ICT asked clinicians for their thoughts on zero tolerance of infections:
“I think there are two issues with the focus on zero in the era of public reporting. The CDC’s healthcare-acquired infection definitions, particularly the BSI, classify many infections as CLABSI, when they are most likely not at all related to the central line. For example, gut organisms in the blood of the neutropenic patient are very unlikely to be caused by the line, but many such cases are misclassified as such by the definition, which lacks specificity. In addition, there will always be some infections which are truly not preventable. Some patients have risk factors which greatly increase their risk (e.g., morbid obesity), that there is not much we can do to modulate. So I continue to think that we have to push healthcare workers to be compliant with handwashing and good infection control techniques but we have to accept the fact that not all infections are avoidable.” -- Michael Edmond, MD, MPH, MPA, chair of the Division of Infectious Diseases and hospital epidemiologist at Virginia Commonwealth University Medical Center, Richmond, Va.
“I have been practicing as a certified infection preventionist for 21 years and I am not sure zero is a realistic target. But I think we could reduce infections by anywhere from 50 percent to 90 percent with everybody doing the right thing at the right time. Patients with underlying conditions that play a greater role than prevention methods, and cases where mechanical errors by the surgeon will be the biggest challenge in getting to zero. The former paradigm of two-thirds of healthcare-acquired infections cannot be prevented has been proven wrong. The attention and the dollars lost to infections have led to more resources for prevention. This is good news. Many of the recommendations to prevent infections are not new; CMS has many clinicians looking at them for the first time. We can greatly reduce infections through team efforts throughout healthcare. Can we get to zero? No one knows for sure but my experience tells me no.” -- Jan Johnson MS, CIC, Avera Sacred Heart Hospital, Yankton, S.D.

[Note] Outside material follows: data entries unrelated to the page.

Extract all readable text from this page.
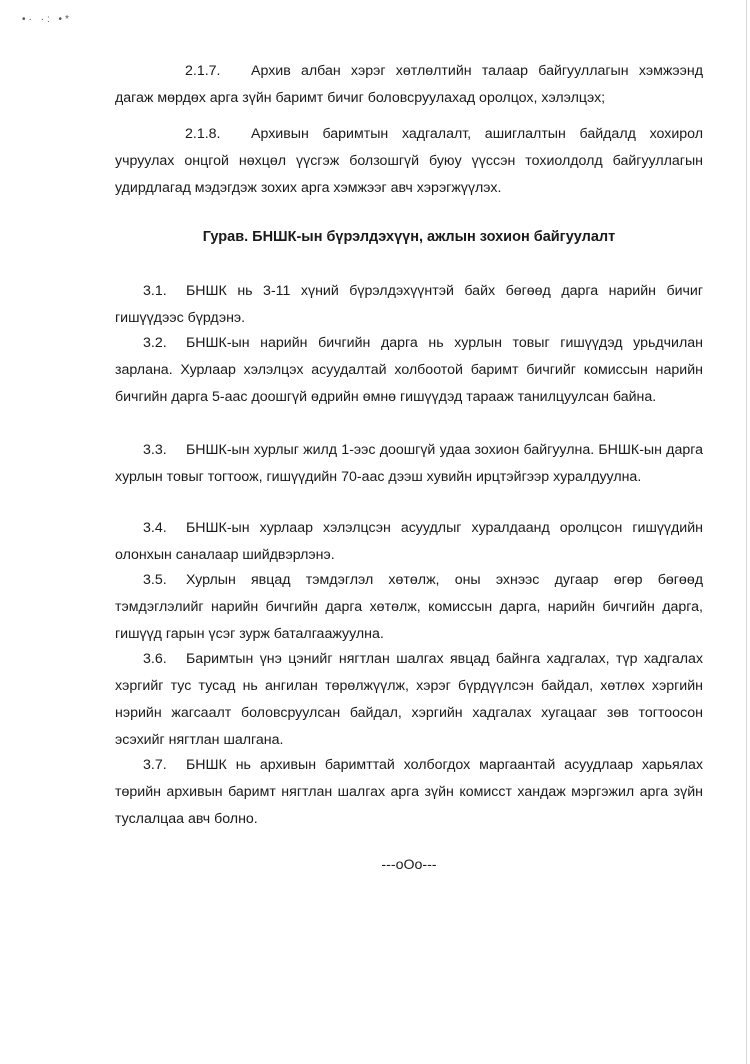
•· ·: •*

2.1.7. Архив албан хэрэг хөтлөлтийн талаар байгууллагын хэмжээнд дагаж мөрдөх арга зүйн баримт бичиг боловсруулахад оролцох, хэлэлцэх;

2.1.8. Архивын баримтын хадгалалт, ашиглалтын байдалд хохирол учруулах онцгой нөхцөл үүсгэж болзошгүй буюу үүссэн тохиолдолд байгууллагын удирдлагад мэдэгдэж зохих арга хэмжээг авч хэрэгжүүлэх.

Гурав. БНШК-ын бүрэлдэхүүн, ажлын зохион байгуулалт

3.1. БНШК нь 3-11 хүний бүрэлдэхүүнтэй байх бөгөөд дарга нарийн бичиг гишүүдээс бүрдэнэ.

3.2. БНШК-ын нарийн бичгийн дарга нь хурлын товыг гишүүдэд урьдчилан зарлана. Хурлаар хэлэлцэх асуудалтай холбоотой баримт бичгийг комиссын нарийн бичгийн дарга 5-аас доошгүй өдрийн өмнө гишүүдэд тарааж танилцуулсан байна.

3.3. БНШК-ын хурлыг жилд 1-ээс доошгүй удаа зохион байгуулна. БНШК-ын дарга хурлын товыг тогтоож, гишүүдийн 70-аас дээш хувийн ирцтэйгээр хуралдуулна.

3.4. БНШК-ын хурлаар хэлэлцсэн асуудлыг хуралдаанд оролцсон гишүүдийн олонхын саналаар шийдвэрлэнэ.

3.5. Хурлын явцад тэмдэглэл хөтөлж, оны эхнээс дугаар өгөр бөгөөд тэмдэглэлийг нарийн бичгийн дарга хөтөлж, комиссын дарга, нарийн бичгийн дарга, гишүүд гарын үсэг зурж баталгаажуулна.

3.6. Баримтын үнэ цэнийг нягтлан шалгах явцад байнга хадгалах, түр хадгалах хэргийг тус тусад нь ангилан төрөлжүүлж, хэрэг бүрдүүлсэн байдал, хөтлөх хэргийн нэрийн жагсаалт боловсруулсан байдал, хэргийн хадгалах хугацааг зөв тогтоосон эсэхийг нягтлан шалгана.

3.7. БНШК нь архивын баримттай холбогдох маргаантай асуудлаар харьялах төрийн архивын баримт нягтлан шалгах арга зүйн комисст хандаж мэргэжил арга зүйн туслалцаа авч болно.

---оОо---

“When I started in infection control 10 years ago, the APIC text read, 'Fully two-thirds of HAIs were considered endogenous in nature and not preventable.' A lot has changed since then and for the better, but getting to zero by changing or modifying definitions is just data manipulation. Will all this media attention and public reporting of infection rates really be beneficial for patients? Will cultures not be done and broad-spectrum antibiotics be empirically prescribed to make the numbers 'look good'? Where will antibiotic stewardship be at that point? I believe we should all have ‘zero’ as the goal, use the process to improve patient care, share what works and what doesn’t, and not be discouraged or penalized if ‘zero’ is elusive.” -- Renata Briones, CLS, CIC, Children’s Hospital Central California, Madera, Calif.
“As long as people are colonized with bacteria, and caregivers are penetrating the first layer of protection (skin), it will virtually impossible to have a zero infection rate. It’s not just the healthcare workers who are spreading the organisms either. There are a host of people that patients come in contact with while on their way to their isolation room.” — Patricia Lewis, RN, infection control practitioner and employee health nurse, Morgan County ARH CAH, West Liberty, Ky.
“Can we significantly reduce HAIs? Yes! Can we achieve a zero infection rate? Probably not as long as we have human beings providing care and are not placing every patient in a ‘bubble’ during their entire stay. We can educate and motivate health professionals to practice appropriately, but no matter how motivated or how well educated, we are still dealing with human beings, and human beings will never be perfect. Until either humans become perfect or we develop a perfect system, there will be some HAIs. Of course, I would love to be wrong about all this. I do believe that we can very greatly reduce HAIs. While I believe that zero is unattainable at this time, we should still strive toward it. The work we do now may make that goal attainable some day. To quote Robert Browning... “Oh that a man’s reach should exceed his grasp, or what’s a heaven for?” -- Howard B. Watson, RN, BSN, South Texas Health System
“Yes it is possible to get to zero and possible to stay at zero for sustained periods. I say this because our health system has achieved zero in several areas and stayed there for a few months. We keep implementing best practices and each time we try a new strategy we eliminate a few more. The staff are engaged and accountable. Zero is possible and we are working on making it sustainable.” -- Julie Bryan, RN, BS, CIC, infection prevention coordinator, Shore Health System/University of Maryland Medical System, Easton, Md.